Many of us can remember a time when everyday electronics and technology—from computers to cell phones to TVs—required more space to house their inner workings. Much of our technology has been continuously shrinking over the years, and fraud technology is no exception. Case in point: A recent article posted on security blogger Brian Kreb's website discussed how European ATM card skimmers are getting smaller and more difficult to detect.
The organization EAST, or European ATM Security Team, recently released a report revealing a diminutive ATM skimming device that, according to American Banker, is “so small it’s easy for the human eye to miss.” This thin or mini skimmer is designed to fit inside the card slot of an ATM machine, as opposed to a more typical skimmer that would fit over the card slot. As with their larger brethren, thin skimmers require the use of a miniature camera to capture the cardholder's PIN entry.
Thin ATM skimmer insert (left) and mini camera installed over PIN pad (right) Source: KrebsonSecurity
While Europe has become an early target for the use of thin skimming devices, the greatest risk for fraudulent payment card losses may very well be in the United States and other countries that have not yet transitioned their card infrastructure to EMV compliance. That’s because it’s much easier to encode stolen data onto magnetic stripe cards than on the chip-and-PIN cards used in Europe and elsewhere. And eventually, ATMs outside Europe could fall prey to thin ATM skimming devices, amplifying the problem even further.

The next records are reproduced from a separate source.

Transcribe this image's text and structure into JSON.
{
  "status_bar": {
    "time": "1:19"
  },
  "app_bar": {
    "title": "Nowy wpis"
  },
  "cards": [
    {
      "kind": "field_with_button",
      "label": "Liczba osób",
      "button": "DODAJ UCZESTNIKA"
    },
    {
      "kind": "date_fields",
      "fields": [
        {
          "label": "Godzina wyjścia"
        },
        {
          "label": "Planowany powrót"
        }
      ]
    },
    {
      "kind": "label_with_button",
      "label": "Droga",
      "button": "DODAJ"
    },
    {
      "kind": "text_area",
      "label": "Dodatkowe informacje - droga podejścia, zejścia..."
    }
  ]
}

Of course, a smaller device is not the first skimming innovation from card fraudsters. These days, a number of ATM skimmers are manufactured with a translucent plastic that enables the card-reading devices to evade visual detection. Many skimmers today also employ mobile technology so that fraudsters don’t need to retrieve skimming devices at the ATM, thus helping them avoid arrest.
Technology advances aside, we can’t prevent the deployment of ATM skimmers. We can, however, fall back on best practices with a proven track record for reducing risk exposure. Some are as basic as frequent physical security inspections, 24/7 video surveillance, participation in FICO’s counterfeit ATM fraud detection service, and employment of an analytics- and rules-based fraud detection solution. While the technology criminals employ may be shrinking, our commitment to fundamental anti-fraud practices should not follow suit.